Viele RednerInnen berichten aus ihrem Arbeitsleben. Doch auch eher anarchistische Linksradikale verkünden am Mikrofon oder auf Flugblättern, sie hielten grundsätzlich nichts von einem Angestelltenverhältnis und wollen sich deswegen gar nicht erst mit Einzelheiten der von der Regierung geplanten Arbeitsmarktreform auseinandersetzen. Den Applaus ernten jedoch andere, wie Jérôme, ein junger Arbeitsinspektor – diese Staatsangestellten müssen die Einhaltung der Arbeitsgesetzgebung in den Betrieben kontrollieren. Er sprach zusammen mit einem »Sans papiers«, einem Migranten ohne Papiere.

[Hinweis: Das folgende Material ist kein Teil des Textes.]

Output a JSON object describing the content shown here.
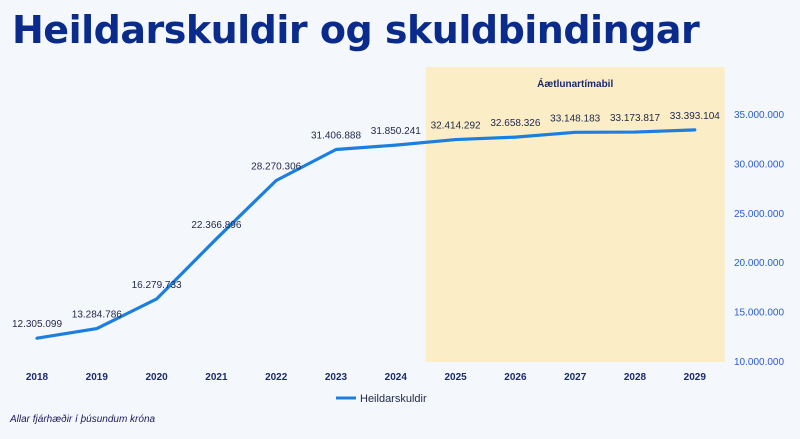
{
  "title": "Heildarskuldir og skuldbindingar",
  "footnote": "Allar fjárhæðir í þúsundum króna",
  "colors": {
    "line": "#1c7fe0",
    "shade": "#fbeec6",
    "title": "#0a2a8c",
    "ytick": "#2a5bd7"
  },
  "chart_data": {
    "type": "line",
    "categories": [
      "2018",
      "2019",
      "2020",
      "2021",
      "2022",
      "2023",
      "2024",
      "2025",
      "2026",
      "2027",
      "2028",
      "2029"
    ],
    "series": [
      {
        "name": "Heildarskuldir",
        "values": [
          12305099,
          13284786,
          16279733,
          22366896,
          28270306,
          31406888,
          31850241,
          32414292,
          32658326,
          33148183,
          33173817,
          33393104
        ],
        "labels": [
          "12.305.099",
          "13.284.786",
          "16.279.733",
          "22.366.896",
          "28.270.306",
          "31.406.888",
          "31.850.241",
          "32.414.292",
          "32.658.326",
          "33.148.183",
          "33.173.817",
          "33.393.104"
        ]
      }
    ],
    "ylim": [
      10000000,
      35000000
    ],
    "yticks": [
      10000000,
      15000000,
      20000000,
      25000000,
      30000000,
      35000000
    ],
    "ytick_labels": [
      "10.000.000",
      "15.000.000",
      "20.000.000",
      "25.000.000",
      "30.000.000",
      "35.000.000"
    ],
    "y_axis_side": "right",
    "grid": false,
    "legend": "bottom-center",
    "shaded_region": {
      "label": "Áætlunartímabil",
      "from": "2025",
      "to": "2029"
    }
  }
}
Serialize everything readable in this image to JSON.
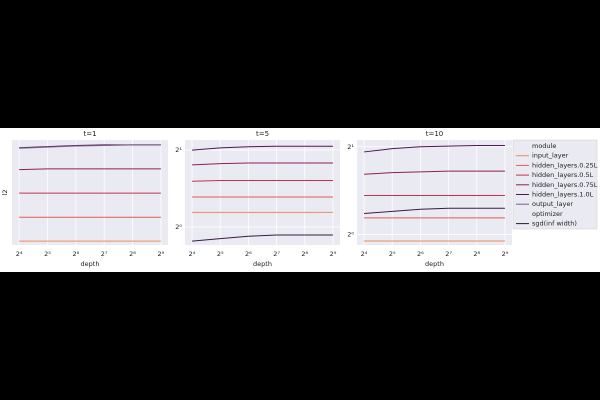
{
  "legend": {
    "title": "module",
    "style_title": "optimizer",
    "style_label": "sgd(inf width)",
    "style_color": "#2a1b2e"
  },
  "chart_data": [
    {
      "type": "line",
      "title": "t=1",
      "xlabel": "depth",
      "ylabel": "l2",
      "xscale": "log2",
      "yscale": "log2",
      "grid": true,
      "x": [
        16,
        32,
        64,
        128,
        256,
        512
      ],
      "xlim": [
        13.45,
        608.9
      ],
      "xticks": [
        {
          "value": 16,
          "label": "2⁴"
        },
        {
          "value": 32,
          "label": "2⁵"
        },
        {
          "value": 64,
          "label": "2⁶"
        },
        {
          "value": 128,
          "label": "2⁷"
        },
        {
          "value": 256,
          "label": "2⁸"
        },
        {
          "value": 512,
          "label": "2⁹"
        }
      ],
      "ylim": [
        0.9,
        2.2
      ],
      "series": [
        {
          "name": "input_layer",
          "color": "#f08a5d",
          "values": [
            0.93,
            0.93,
            0.93,
            0.93,
            0.93,
            0.93
          ]
        },
        {
          "name": "hidden_layers.0.25L",
          "color": "#e55c4e",
          "values": [
            1.14,
            1.14,
            1.14,
            1.14,
            1.14,
            1.14
          ]
        },
        {
          "name": "hidden_layers.0.5L",
          "color": "#c2324f",
          "values": [
            1.4,
            1.4,
            1.4,
            1.4,
            1.4,
            1.4
          ]
        },
        {
          "name": "hidden_layers.0.75L",
          "color": "#8e1f5a",
          "values": [
            1.71,
            1.72,
            1.72,
            1.72,
            1.72,
            1.72
          ]
        },
        {
          "name": "hidden_layers.1.0L",
          "color": "#4f1656",
          "values": [
            2.06,
            2.08,
            2.1,
            2.11,
            2.11,
            2.11
          ]
        },
        {
          "name": "output_layer",
          "color": "#7b5d86",
          "values": [
            2.05,
            2.07,
            2.09,
            2.1,
            2.11,
            2.11
          ]
        }
      ]
    },
    {
      "type": "line",
      "title": "t=5",
      "xlabel": "depth",
      "xscale": "log2",
      "yscale": "log2",
      "grid": true,
      "x": [
        16,
        32,
        64,
        128,
        256,
        512
      ],
      "xlim": [
        13.45,
        608.9
      ],
      "xticks": [
        {
          "value": 16,
          "label": "2⁴"
        },
        {
          "value": 32,
          "label": "2⁵"
        },
        {
          "value": 64,
          "label": "2⁶"
        },
        {
          "value": 128,
          "label": "2⁷"
        },
        {
          "value": 256,
          "label": "2⁸"
        },
        {
          "value": 512,
          "label": "2⁹"
        }
      ],
      "ylim": [
        0.85,
        2.19
      ],
      "yticks": [
        {
          "value": 1,
          "label": "2⁰"
        },
        {
          "value": 2,
          "label": "2¹"
        }
      ],
      "series": [
        {
          "name": "input_layer",
          "color": "#f08a5d",
          "values": [
            1.14,
            1.14,
            1.14,
            1.14,
            1.14,
            1.14
          ]
        },
        {
          "name": "hidden_layers.0.25L",
          "color": "#e55c4e",
          "values": [
            1.31,
            1.31,
            1.31,
            1.31,
            1.31,
            1.31
          ]
        },
        {
          "name": "hidden_layers.0.5L",
          "color": "#c2324f",
          "values": [
            1.51,
            1.52,
            1.52,
            1.52,
            1.52,
            1.52
          ]
        },
        {
          "name": "hidden_layers.0.75L",
          "color": "#8e1f5a",
          "values": [
            1.75,
            1.77,
            1.78,
            1.78,
            1.78,
            1.78
          ]
        },
        {
          "name": "hidden_layers.1.0L",
          "color": "#4f1656",
          "values": [
            2.0,
            2.04,
            2.06,
            2.07,
            2.07,
            2.07
          ]
        },
        {
          "name": "output_layer",
          "color": "#3a1a4a",
          "values": [
            0.88,
            0.9,
            0.92,
            0.93,
            0.93,
            0.93
          ]
        }
      ]
    },
    {
      "type": "line",
      "title": "t=10",
      "xlabel": "depth",
      "xscale": "log2",
      "yscale": "log2",
      "grid": true,
      "x": [
        16,
        32,
        64,
        128,
        256,
        512
      ],
      "xlim": [
        13.45,
        608.9
      ],
      "xticks": [
        {
          "value": 16,
          "label": "2⁴"
        },
        {
          "value": 32,
          "label": "2⁵"
        },
        {
          "value": 64,
          "label": "2⁶"
        },
        {
          "value": 128,
          "label": "2⁷"
        },
        {
          "value": 256,
          "label": "2⁸"
        },
        {
          "value": 512,
          "label": "2⁹"
        }
      ],
      "ylim": [
        0.92,
        2.11
      ],
      "yticks": [
        {
          "value": 1,
          "label": "2⁰"
        },
        {
          "value": 2,
          "label": "2¹"
        }
      ],
      "series": [
        {
          "name": "input_layer",
          "color": "#f08a5d",
          "values": [
            0.95,
            0.95,
            0.95,
            0.95,
            0.95,
            0.95
          ]
        },
        {
          "name": "hidden_layers.0.25L",
          "color": "#e55c4e",
          "values": [
            1.14,
            1.14,
            1.14,
            1.14,
            1.14,
            1.14
          ]
        },
        {
          "name": "hidden_layers.0.5L",
          "color": "#c2324f",
          "values": [
            1.36,
            1.36,
            1.36,
            1.36,
            1.36,
            1.36
          ]
        },
        {
          "name": "hidden_layers.0.75L",
          "color": "#8e1f5a",
          "values": [
            1.61,
            1.63,
            1.64,
            1.65,
            1.65,
            1.65
          ]
        },
        {
          "name": "hidden_layers.1.0L",
          "color": "#4f1656",
          "values": [
            1.92,
            1.97,
            2.0,
            2.01,
            2.02,
            2.02
          ]
        },
        {
          "name": "output_layer",
          "color": "#3a1a4a",
          "values": [
            1.18,
            1.2,
            1.22,
            1.23,
            1.23,
            1.23
          ]
        }
      ]
    }
  ]
}
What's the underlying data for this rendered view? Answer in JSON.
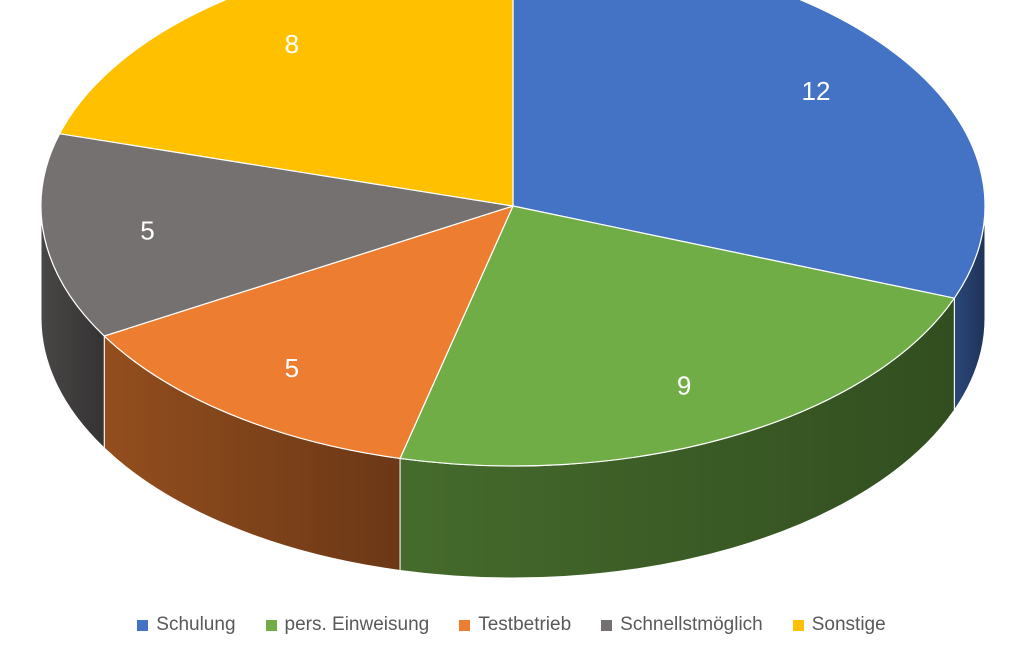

Sie werden sehr stark in die Bewegung einbezogen, die sich längst in ganz Frankreich ausgebreitet hat. Zu 24 französischen Städten existieren inzwischen Facebook-Seiten, darunter Rennes, Angers, Le Havre, Nîmes, Lyon, Toulouse. Dort versammelten sich nach den Demonstrationen vom vorigen Donnerstag und vom Dienstag jeweils mehrere Hundert Menschen, in Marseille über 1000. In Le Havre blockieren zudem die Hafenarbeiter seit Dienstag in Teilen der Stadt den Verkehr, um die soziale Bewegung gegen die »Reform« des Arbeitsrechts zu unterstützen.
Auch in Brüssel gibt es inzwischen eine »Nuit debout«. In der belgischen Hauptstadt wird mit dem Protest der Notstand zurückgewiesen, der seit den Attentaten vom 22. März mit einem Demonstrationsverbot einhergeht. Bürgerrechtsengagement ist aus der Sicht der InitatorInnen der Bewegung eine bessere Antwort auf den Terror als Ausgangsverbote und ein »starker Staat«.